A few weeks ago my friend Albert nerd-sniped me with this coding problem from Quora, which they seem to use in their hiring process. I was immediately intrigued, and spent the next day or so on it.
It goes like this: A datacenter needs to be cooled using a duct. It is required to pass through every room of the datacenter exactly once, and some can’t be crossed(marked by a 1). It must start at the entrance(2) and end at the exit(3). The task is not to find a way of doing this, but rather counting how many ways there are to do it. I won’t reproduce the specifics, but here is a snippet:
Here is an example datacenter:
2 0 0 0
0 0 0 0
0 0 3 1
There are two possible ways to run the duct here:
2--0--0--0
|
0--0--0--0
|
0--0--3 1
or
2 0--0--0
| | |
0 0 0--0
| | |
0--0 3 1
Write a program to compute the number of possible ways to run the duct. For the above example, the correct answer is 2.
Check their challenge page for specifics.

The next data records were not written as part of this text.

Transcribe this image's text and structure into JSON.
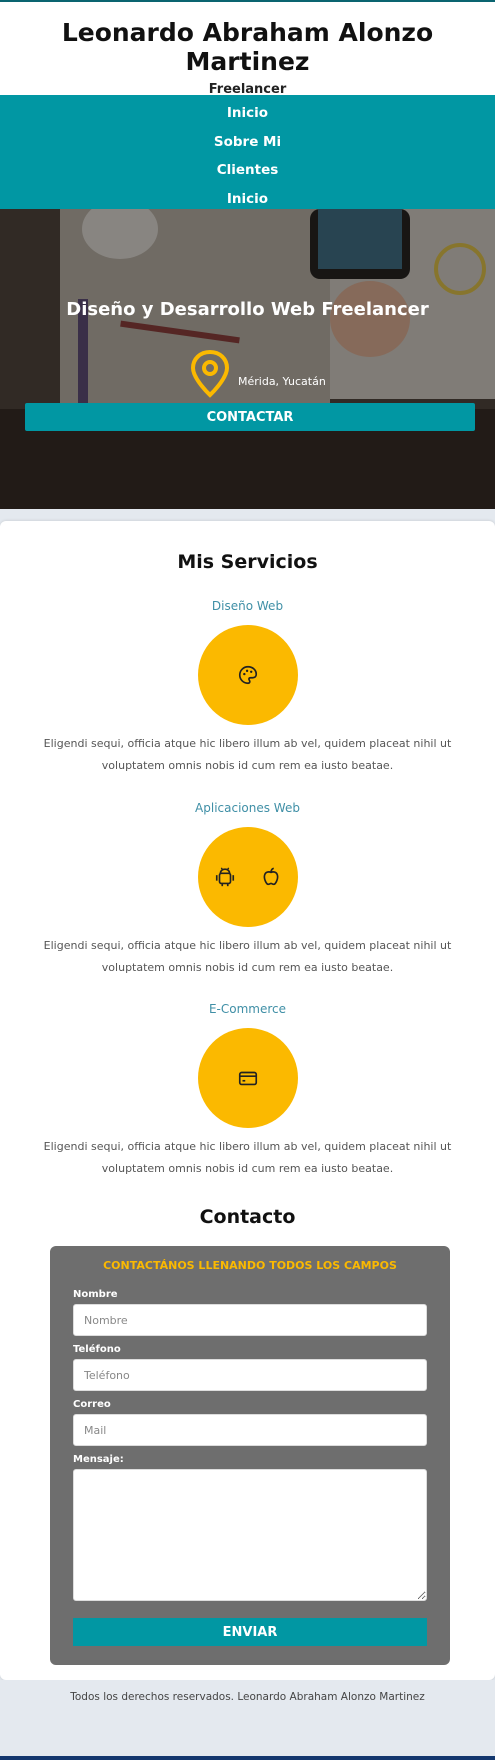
{
  "header": {
    "title": "Leonardo Abraham Alonzo Martinez",
    "subtitle": "Freelancer"
  },
  "nav": {
    "items": [
      {
        "label": "Inicio"
      },
      {
        "label": "Sobre Mi"
      },
      {
        "label": "Clientes"
      },
      {
        "label": "Inicio"
      }
    ]
  },
  "hero": {
    "title": "Diseño y Desarrollo Web Freelancer",
    "location": "Mérida, Yucatán",
    "location_icon": "map-pin-icon",
    "cta_label": "CONTACTAR"
  },
  "services": {
    "title": "Mis Servicios",
    "items": [
      {
        "name": "Diseño Web",
        "icons": [
          "palette-icon"
        ],
        "description": "Eligendi sequi, officia atque hic libero illum ab vel, quidem placeat nihil ut voluptatem omnis nobis id cum rem ea iusto beatae."
      },
      {
        "name": "Aplicaciones Web",
        "icons": [
          "android-icon",
          "apple-icon"
        ],
        "description": "Eligendi sequi, officia atque hic libero illum ab vel, quidem placeat nihil ut voluptatem omnis nobis id cum rem ea iusto beatae."
      },
      {
        "name": "E-Commerce",
        "icons": [
          "credit-card-icon"
        ],
        "description": "Eligendi sequi, officia atque hic libero illum ab vel, quidem placeat nihil ut voluptatem omnis nobis id cum rem ea iusto beatae."
      }
    ]
  },
  "contact": {
    "title": "Contacto",
    "form_heading": "CONTACTÁNOS LLENANDO TODOS LOS CAMPOS",
    "fields": {
      "name": {
        "label": "Nombre",
        "placeholder": "Nombre",
        "value": ""
      },
      "phone": {
        "label": "Teléfono",
        "placeholder": "Teléfono",
        "value": ""
      },
      "email": {
        "label": "Correo",
        "placeholder": "Mail",
        "value": ""
      },
      "message": {
        "label": "Mensaje:",
        "placeholder": "",
        "value": ""
      }
    },
    "submit_label": "ENVIAR"
  },
  "footer": {
    "text": "Todos los derechos reservados. Leonardo Abraham Alonzo Martinez"
  },
  "colors": {
    "accent": "#0197a3",
    "highlight": "#fbb900",
    "service_name": "#3f8fa6",
    "form_bg": "#6e6e6e",
    "page_bg": "#e4e9ef"
  }
}
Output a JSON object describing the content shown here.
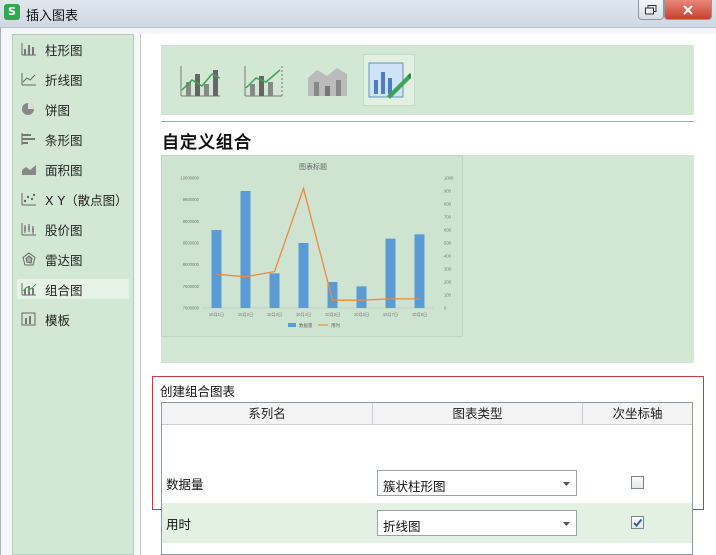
{
  "window": {
    "title": "插入图表",
    "app_icon_letter": "S"
  },
  "sidebar": {
    "items": [
      {
        "label": "柱形图",
        "icon": "column-chart-icon",
        "selected": false
      },
      {
        "label": "折线图",
        "icon": "line-chart-icon",
        "selected": false
      },
      {
        "label": "饼图",
        "icon": "pie-chart-icon",
        "selected": false
      },
      {
        "label": "条形图",
        "icon": "bar-chart-icon",
        "selected": false
      },
      {
        "label": "面积图",
        "icon": "area-chart-icon",
        "selected": false
      },
      {
        "label": "X Y（散点图）",
        "icon": "scatter-chart-icon",
        "selected": false
      },
      {
        "label": "股价图",
        "icon": "stock-chart-icon",
        "selected": false
      },
      {
        "label": "雷达图",
        "icon": "radar-chart-icon",
        "selected": false
      },
      {
        "label": "组合图",
        "icon": "combo-chart-icon",
        "selected": true
      },
      {
        "label": "模板",
        "icon": "template-icon",
        "selected": false
      }
    ]
  },
  "main": {
    "section_title": "自定义组合",
    "subtypes": [
      {
        "icon": "clustered-column-line-icon",
        "selected": false
      },
      {
        "icon": "column-line-secondary-axis-icon",
        "selected": false
      },
      {
        "icon": "stacked-area-column-icon",
        "selected": false
      },
      {
        "icon": "custom-combo-icon",
        "selected": true
      }
    ]
  },
  "chart_data": {
    "type": "bar",
    "title": "图表标题",
    "categories": [
      "10月1日",
      "10月2日",
      "10月3日",
      "10月4日",
      "10月5日",
      "10月6日",
      "10月7日",
      "10月8日"
    ],
    "series": [
      {
        "name": "数据量",
        "chart": "bar",
        "axis": "primary",
        "color": "#5b9bd5",
        "values": [
          8800000,
          9700000,
          7800000,
          8500000,
          7600000,
          7500000,
          8600000,
          8700000
        ]
      },
      {
        "name": "用时",
        "chart": "line",
        "axis": "secondary",
        "color": "#ed8a3a",
        "values": [
          260,
          240,
          280,
          920,
          60,
          60,
          70,
          70
        ]
      }
    ],
    "ylim": [
      7000000,
      10000000
    ],
    "y_ticks": [
      "7000000",
      "7500000",
      "8000000",
      "8500000",
      "9000000",
      "9500000",
      "10000000"
    ],
    "y2lim": [
      0,
      1000
    ],
    "y2_ticks": [
      "0",
      "100",
      "200",
      "300",
      "400",
      "500",
      "600",
      "700",
      "800",
      "900",
      "1000"
    ],
    "legend": "bottom",
    "grid": false
  },
  "combo": {
    "label": "创建组合图表",
    "headers": {
      "series": "系列名",
      "type": "图表类型",
      "secondary": "次坐标轴"
    },
    "rows": [
      {
        "name": "数据量",
        "type": "簇状柱形图",
        "secondary": false
      },
      {
        "name": "用时",
        "type": "折线图",
        "secondary": true
      }
    ]
  },
  "colors": {
    "panel_green": "#d2e8d4",
    "accent_green": "#3aa655",
    "highlight_red": "#cf3a3a",
    "bar_blue": "#5b9bd5",
    "line_orange": "#ed8a3a"
  }
}
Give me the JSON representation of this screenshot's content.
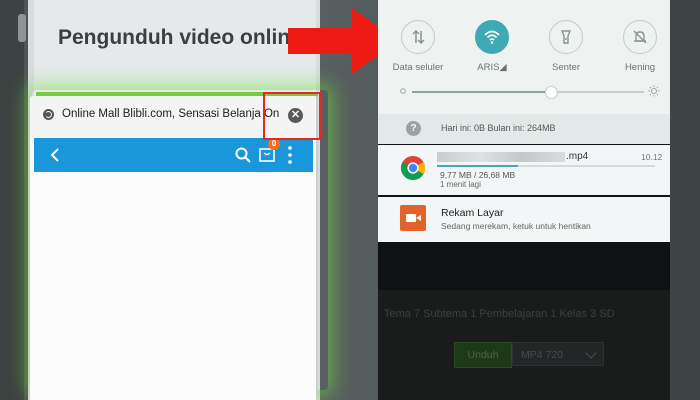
{
  "left_phone": {
    "page_heading": "Pengunduh video online",
    "popup": {
      "url_title": "Online Mall Blibli.com, Sensasi Belanja Online Sh",
      "close_glyph": "✕",
      "cart_badge": "0"
    }
  },
  "right_phone": {
    "quick_settings": [
      {
        "label": "Data seluler",
        "icon": "mobile-data-icon",
        "active": false
      },
      {
        "label": "ARIS◢",
        "icon": "wifi-icon",
        "active": true
      },
      {
        "label": "Senter",
        "icon": "flashlight-icon",
        "active": false
      },
      {
        "label": "Hening",
        "icon": "mute-bell-icon",
        "active": false
      }
    ],
    "brightness_level": 0.6,
    "data_usage": {
      "text": "Hari ini: 0B   Bulan ini: 264MB",
      "icon_glyph": "?"
    },
    "download_notification": {
      "file_extension": ".mp4",
      "time": "10.12",
      "size": "9,77 MB / 26,68 MB",
      "eta": "1 menit lagi",
      "progress": 0.37
    },
    "record_notification": {
      "title": "Rekam Layar",
      "subtitle": "Sedang merekam, ketuk untuk hentikan"
    },
    "background_page": {
      "breadcrumb_text": "Tema 7 Subtema 1 Pembelajaran 1 Kelas 3 SD",
      "download_button": "Unduh",
      "format_select": "MP4  720"
    }
  },
  "colors": {
    "toolbar_blue": "#1a97db",
    "highlight_red": "#e8271f",
    "arrow_red": "#ee1b14",
    "active_teal": "#3fa9b5",
    "record_orange": "#e4622b"
  }
}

My first implementation was a simple forward search. Start at the entrance and iteratively grow the tubing one step at a time. I implemented this with a queue, which contained all the legal tubing variations for a given length N. From this I generated all the possibilities for length N+1 by growing by one in all possible directions.
This proved to be disastrously slow, and memory consumption was high, too. Since the branches of the search tree grow exponentially, it is highly beneficial to prune them as early as possible. I did this in 3 ways.
- Merging equivalent branches: To find new solutions it really only matters wether a given room already contains a tube or not. The direction of the tubes is irrelevant. This means that leaf nodes in a tree that have the same ending, and have passed through the same rooms can be merged into one. The number of solutions derived from this merged leaf needs to be multiplied by the number of original variants it contains.
- Prune branches that cut off areas: If a part of the datacenter is cut off and can’t be reached from current the end of the tubing, the branch will not result in valid solutions. They can be pruned.
- Dead ends: This was the last optimization I came up with, and it was surprisingly effective. Basically, to pass through a room, it must have 2 or more adjacent rooms free. If there is only one free, this means the tube can enter, but not leave any more. As a result all the branches that contain this pattern are doomed an can be pruned.
The resulting algorithm is quite speedy. I wrote it in C++, using STL containers for all my data structures. I was only really interested in the algorithmic optimizations, and didn’t worry too much about memory optimizations or other tricks to shave off milliseconds. Also, I performed all these optimizations all of the time. It might well be that their effect is beneficial in the beginning but outweighed by their cost in the final stages, when there is not much left to prune.
Another optimization I thought of but never implemented:
- Uneven number of exits: If there is an area that can only be reached by a number of bottlenecks of width one, this can only be even if the exit is on the same side as the current tube end, and uneven if they lie on different sides. Otherwise the configuration will eventually end up with a dead end as described in the third optimization.
I’m not sure how much time this would save, since the check is quite elaborate compared to the other tests I mentioned.
The reference problem with the 7×8 grid ran in about 15 seconds on my 2Ghz Core2Duo. It found 301716 solutions. Larger examples take significantly longer, so I guess the solution still has exponential scaling behavior, which is probably not surprising since it is very similar to a hamiltonian path problem.
The code is not really fit for public consumption, but if someone asks for it I might clean it up and post it here.